Note : Il y avait dans l'église de Bédée plusieurs chapelles prohibitives ; celle de Notre-Dame, dépendant du manoir de Launay-Hay ; la chapelle des seigneurs du Plessix-Joubin ; la chapelle Sainte-Anne, dépendant du manoir du Plessix-Cojalu. Ces derniers, lisons-nous dans la consultation de Poullain-Duparc, Drouin et Boylesve, citée ci-dessus, « ont une chapelle prohibitive en l'église de Bedée, avec écussons de leurs armes dans les vitres de ladite chapelle, qui est close par un balustre, et qui a porte pour sortir dans le cimetière, dont lesdits seigneurs ont la clef ; ils y ont aussi banc à queue, pierre tombale, enfeu où ils se font inhumer, et une fondation de deux messes par semaine ». Sur toute cette question, voy. GUILLOTIN DE CORSON, op. cit., t. IV, p. 150.

L'éducation des pauvres enfants est presque totalement négligée (voir la note qui suit).

Note : D’après la déclaration de la baronnie de Montfort, de 1682, le maître d’école de Montfort devait recevoir et instruire gratuitement les enfants de la paroisse de Bédée (Ibid., t. III, p 398). Mais nous ne trouvons aucune mention d’école à Bédée au XVIIIème siècle.

— Respectivement à la Noblesse, nous n'avons plus à proprement parler, Sire, aucune liberté ni existence civile.
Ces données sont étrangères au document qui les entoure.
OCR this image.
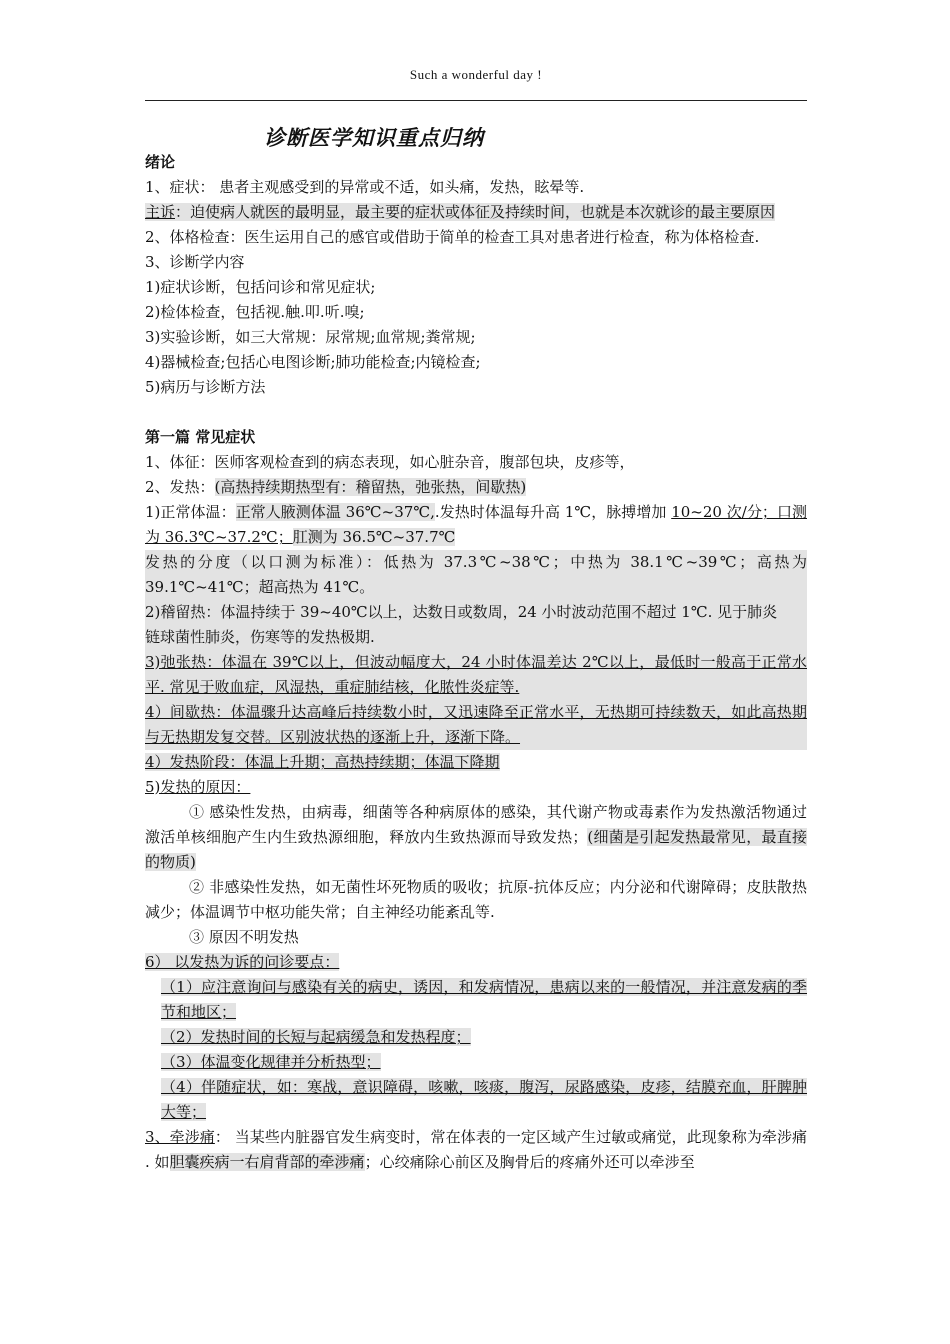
Such a wonderful day !
诊断医学知识重点归纳

绪论

1、症状： 患者主观感受到的异常或不适，如头痛，发热，眩晕等.

主诉：迫使病人就医的最明显，最主要的症状或体征及持续时间，也就是本次就诊的最主要原因

2、体格检查：医生运用自己的感官或借助于简单的检查工具对患者进行检查，称为体格检查.

3、诊断学内容

1)症状诊断，包括问诊和常见症状;

2)检体检查，包括视.触.叩.听.嗅;

3)实验诊断，如三大常规：尿常规;血常规;粪常规;

4)器械检查;包括心电图诊断;肺功能检查;内镜检查;

5)病历与诊断方法

第一篇 常见症状

1、体征：医师客观检查到的病态表现，如心脏杂音，腹部包块，皮疹等，

2、发热：(高热持续期热型有：稽留热，弛张热，间歇热)

1)正常体温：正常人腋测体温 36℃~37℃,.发热时体温每升高 1℃，脉搏增加 10~20 次/分；口测为 36.3℃~37.2℃；肛测为 36.5℃~37.7℃

发热的分度（以口测为标准）：低热为 37.3℃~38℃；中热为 38.1℃~39℃；高热为 39.1℃~41℃；超高热为 41℃。

2)稽留热：体温持续于 39~40℃以上，达数日或数周，24 小时波动范围不超过 1℃. 见于肺炎

链球菌性肺炎，伤寒等的发热极期.

3)弛张热：体温在 39℃以上，但波动幅度大，24 小时体温差达 2℃以上，最低时一般高于正常水平. 常见于败血症，风湿热，重症肺结核，化脓性炎症等.

4）间歇热：体温骤升达高峰后持续数小时，又迅速降至正常水平，无热期可持续数天，如此高热期与无热期发复交替。区别波状热的逐渐上升，逐渐下降。

4）发热阶段：体温上升期；高热持续期；体温下降期

5)发热的原因：

① 感染性发热，由病毒，细菌等各种病原体的感染，其代谢产物或毒素作为发热激活物通过激活单核细胞产生内生致热源细胞，释放内生致热源而导致发热；(细菌是引起发热最常见，最直接的物质)

② 非感染性发热，如无菌性坏死物质的吸收；抗原-抗体反应；内分泌和代谢障碍；皮肤散热减少；体温调节中枢功能失常；自主神经功能紊乱等.

③ 原因不明发热

6） 以发热为诉的问诊要点：

（1）应注意询问与感染有关的病史，诱因，和发病情况，患病以来的一般情况，并注意发病的季节和地区；

（2）发热时间的长短与起病缓急和发热程度；

（3）体温变化规律并分析热型；

（4）伴随症状，如：寒战，意识障碍，咳嗽，咳痰，腹泻，尿路感染，皮疹，结膜充血，肝脾肿大等；

3、牵涉痛： 当某些内脏器官发生病变时，常在体表的一定区域产生过敏或痛觉，此现象称为牵涉痛 . 如胆囊疾病一右肩背部的牵涉痛；心绞痛除心前区及胸骨后的疼痛外还可以牵涉至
Si un gentilhomme et un roturier commettent le même crime, ils sont punis bien différemment, ou plutôt le roturier très sévèrement, le gentilhomme presque jamais ; ou, si on ne peut pas se dispenser de le faire, c'est toujours très légèrement.

Si nous avons le malheur de nous plaindre à un gentilhomme qui cassera nos blés avec ses chiens de chasse, le moment du repentir est bientôt venu pour nous, ou, s'il est différé, il n'en sera trop souvent que plus cruel.
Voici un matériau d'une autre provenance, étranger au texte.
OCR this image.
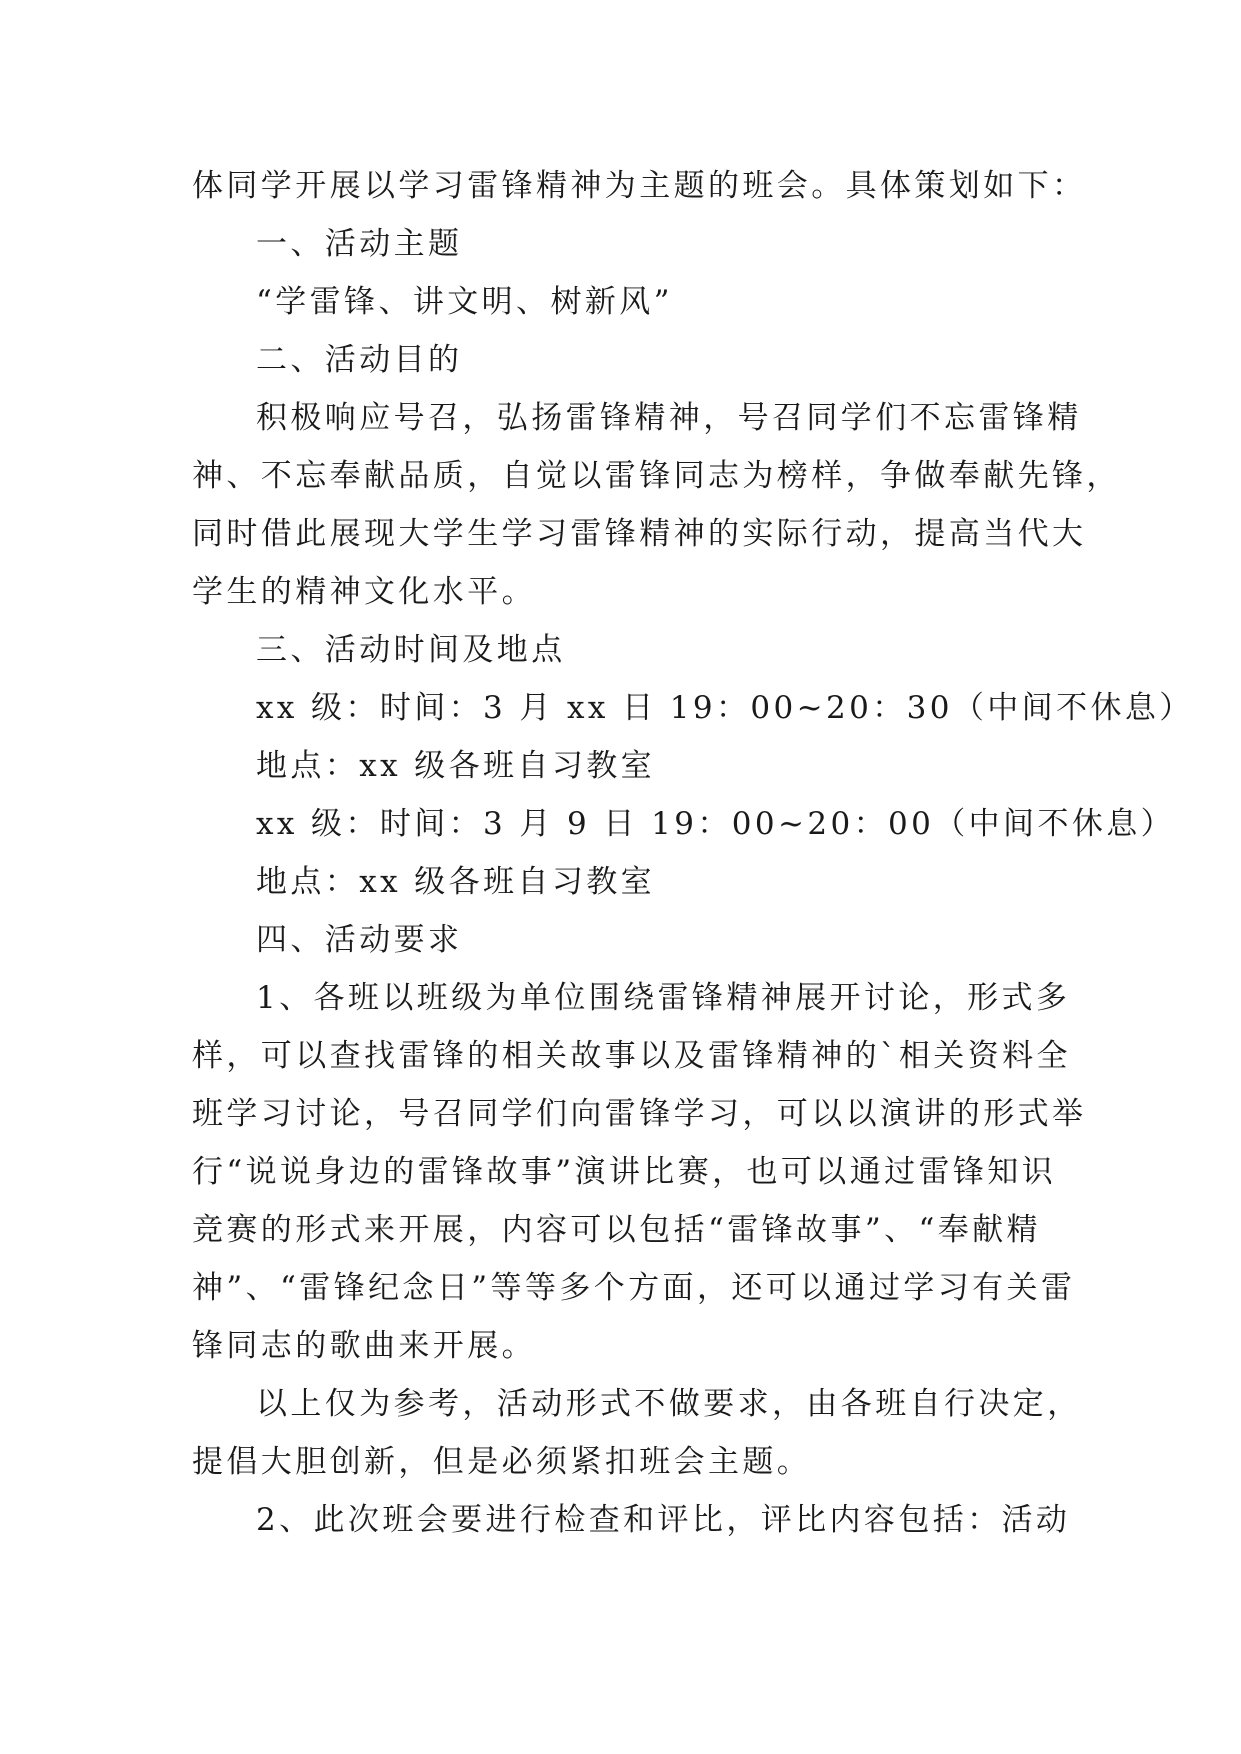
体同学开展以学习雷锋精神为主题的班会。具体策划如下：
一、活动主题
“学雷锋、讲文明、树新风”
二、活动目的
积极响应号召，弘扬雷锋精神，号召同学们不忘雷锋精
神、不忘奉献品质，自觉以雷锋同志为榜样，争做奉献先锋，
同时借此展现大学生学习雷锋精神的实际行动，提高当代大
学生的精神文化水平。
三、活动时间及地点
xx 级：时间：3 月 xx 日 19：00~20：30（中间不休息）
地点：xx 级各班自习教室
xx 级：时间：3 月 9 日 19：00~20：00（中间不休息）
地点：xx 级各班自习教室
四、活动要求
1、各班以班级为单位围绕雷锋精神展开讨论，形式多
样，可以查找雷锋的相关故事以及雷锋精神的`相关资料全
班学习讨论，号召同学们向雷锋学习，可以以演讲的形式举
行“说说身边的雷锋故事”演讲比赛，也可以通过雷锋知识
竞赛的形式来开展，内容可以包括“雷锋故事”、“奉献精
神”、“雷锋纪念日”等等多个方面，还可以通过学习有关雷
锋同志的歌曲来开展。
以上仅为参考，活动形式不做要求，由各班自行决定，
提倡大胆创新，但是必须紧扣班会主题。
2、此次班会要进行检查和评比，评比内容包括：活动
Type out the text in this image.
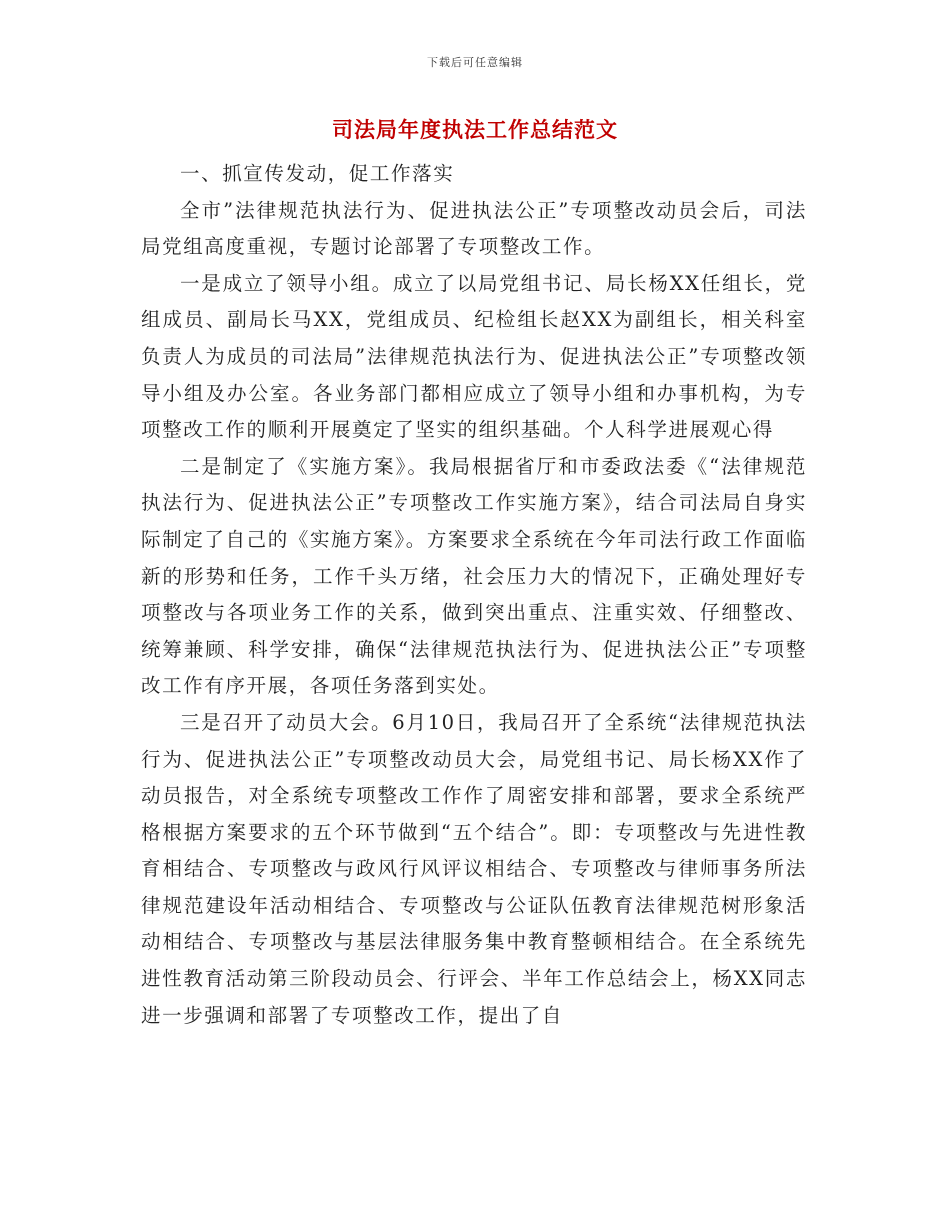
下载后可任意编辑
司法局年度执法工作总结范文

一、抓宣传发动，促工作落实

全市”法律规范执法行为、促进执法公正”专项整改动员会后，司法局党组高度重视，专题讨论部署了专项整改工作。

一是成立了领导小组。成立了以局党组书记、局长杨XX任组长，党组成员、副局长马XX，党组成员、纪检组长赵XX为副组长，相关科室负责人为成员的司法局”法律规范执法行为、促进执法公正”专项整改领导小组及办公室。各业务部门都相应成立了领导小组和办事机构，为专项整改工作的顺利开展奠定了坚实的组织基础。个人科学进展观心得

二是制定了《实施方案》。我局根据省厅和市委政法委《“法律规范执法行为、促进执法公正”专项整改工作实施方案》，结合司法局自身实际制定了自己的《实施方案》。方案要求全系统在今年司法行政工作面临新的形势和任务，工作千头万绪，社会压力大的情况下，正确处理好专项整改与各项业务工作的关系，做到突出重点、注重实效、仔细整改、统筹兼顾、科学安排，确保“法律规范执法行为、促进执法公正”专项整改工作有序开展，各项任务落到实处。

三是召开了动员大会。6月10日，我局召开了全系统“法律规范执法行为、促进执法公正”专项整改动员大会，局党组书记、局长杨XX作了动员报告，对全系统专项整改工作作了周密安排和部署，要求全系统严格根据方案要求的五个环节做到“五个结合”。即：专项整改与先进性教育相结合、专项整改与政风行风评议相结合、专项整改与律师事务所法律规范建设年活动相结合、专项整改与公证队伍教育法律规范树形象活动相结合、专项整改与基层法律服务集中教育整顿相结合。在全系统先进性教育活动第三阶段动员会、行评会、半年工作总结会上，杨XX同志进一步强调和部署了专项整改工作，提出了自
Nul avancement, nulle dignité, quelque mérite, quelque émulation qu'on puisse avoir dans notre infortuné ordre ; il semble qu'un gentilhomme serait déshonoré, s'il concourait avec un roturier au bien de votre Etat.

[3] Sire, nous sommes seuls assujettis à la corvée des grandes routes (voir la note qui suit).
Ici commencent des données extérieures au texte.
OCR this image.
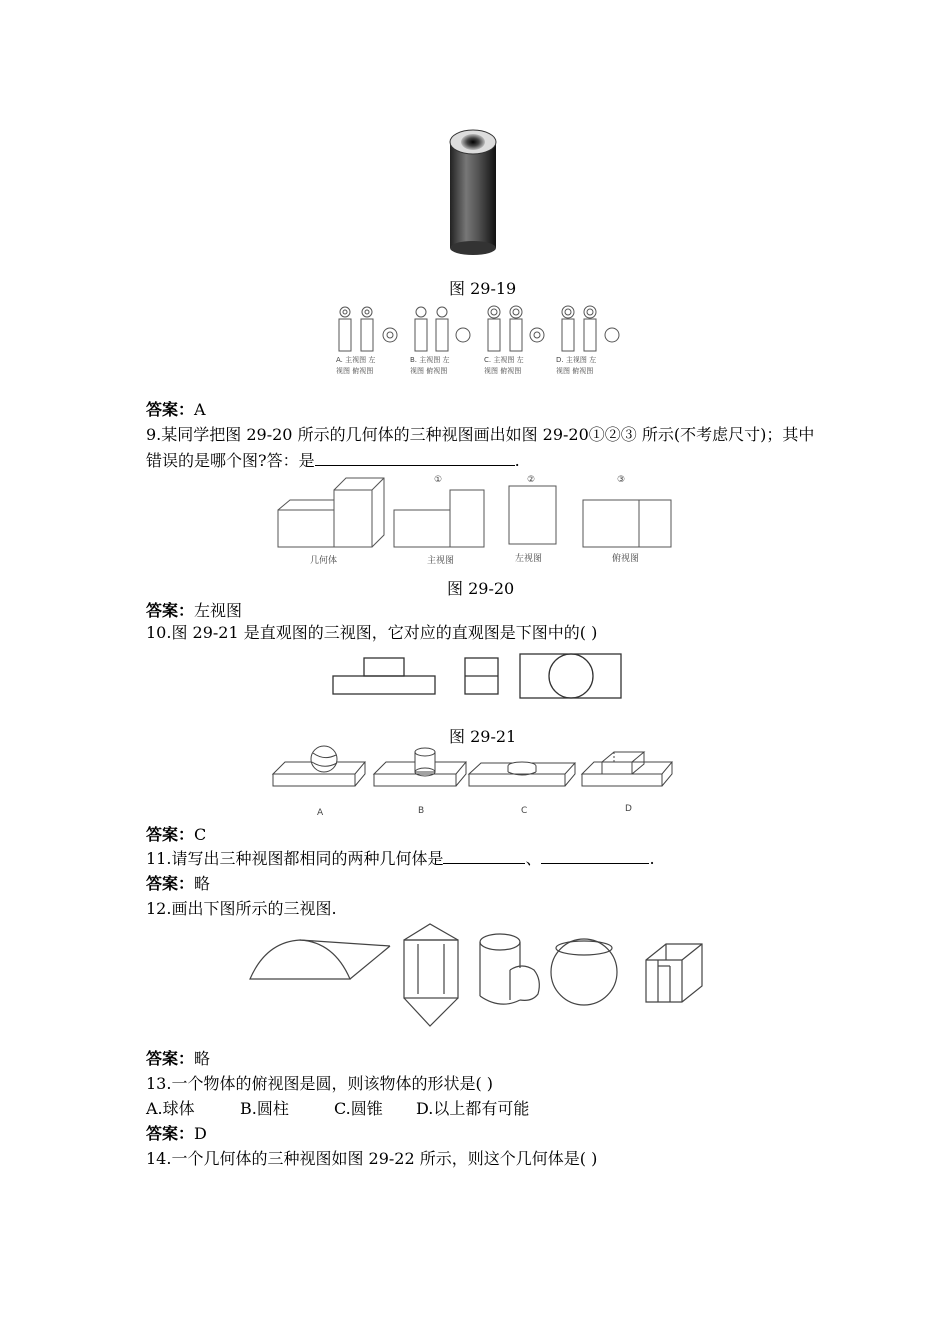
图 29-19
A. 主视图 左
视图 俯视图
B. 主视图 左
视图 俯视图
C. 主视图 左
视图 俯视图
D. 主视图 左
视图 俯视图
答案：A
9.某同学把图 29-20 所示的几何体的三种视图画出如图 29-20①②③ 所示(不考虑尺寸)；其中
错误的是哪个图?答：是	.
几何体	主视图	左视图	俯视图
①	②	③
图 29-20
答案：左视图
10.图 29-21 是直观图的三视图，它对应的直观图是下图中的( )
图 29-21
A	B	C	D
答案：C
11.请写出三种视图都相同的两种几何体是	、	.
答案：略
12.画出下图所示的三视图.
答案：略
13.一个物体的俯视图是圆，则该物体的形状是( )
A.球体	B.圆柱	C.圆锥 D.以上都有可能
答案：D
14.一个几何体的三种视图如图 29-22 所示，则这个几何体是( )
Note : La tâche de cette paroisse, sur la route de Rennes à Montauban, était de 2.381 toises, sans compter 100 toises pour la « traversée de Bedée » ; la pierre dont on se servait était « très médiocre » ; le centre de la tâche se trouvait à une demi-lieue du clocher (Arch. d'Ille-et-Vilaine, C 4883). En 1782, l'intendant condamna 10 corvoyeurs de Bédée à recevoir des garnisons (Ibid., C 2411).

[4] Le sort de la milice nous enlève des enfants utiles et souvent nécessaires [Note : Ici l'écriture change] (voir la note qui suit) ; nous n'avons eu jusqu'ici aucun représentant aux Etats de la province, d'où vient sans doute que toutes les charges excessives de l'Etat nous abîment et nous dépouillent, à proprement parler, de tous nos biens, qui ne sont pas moins avilis que nos personnes.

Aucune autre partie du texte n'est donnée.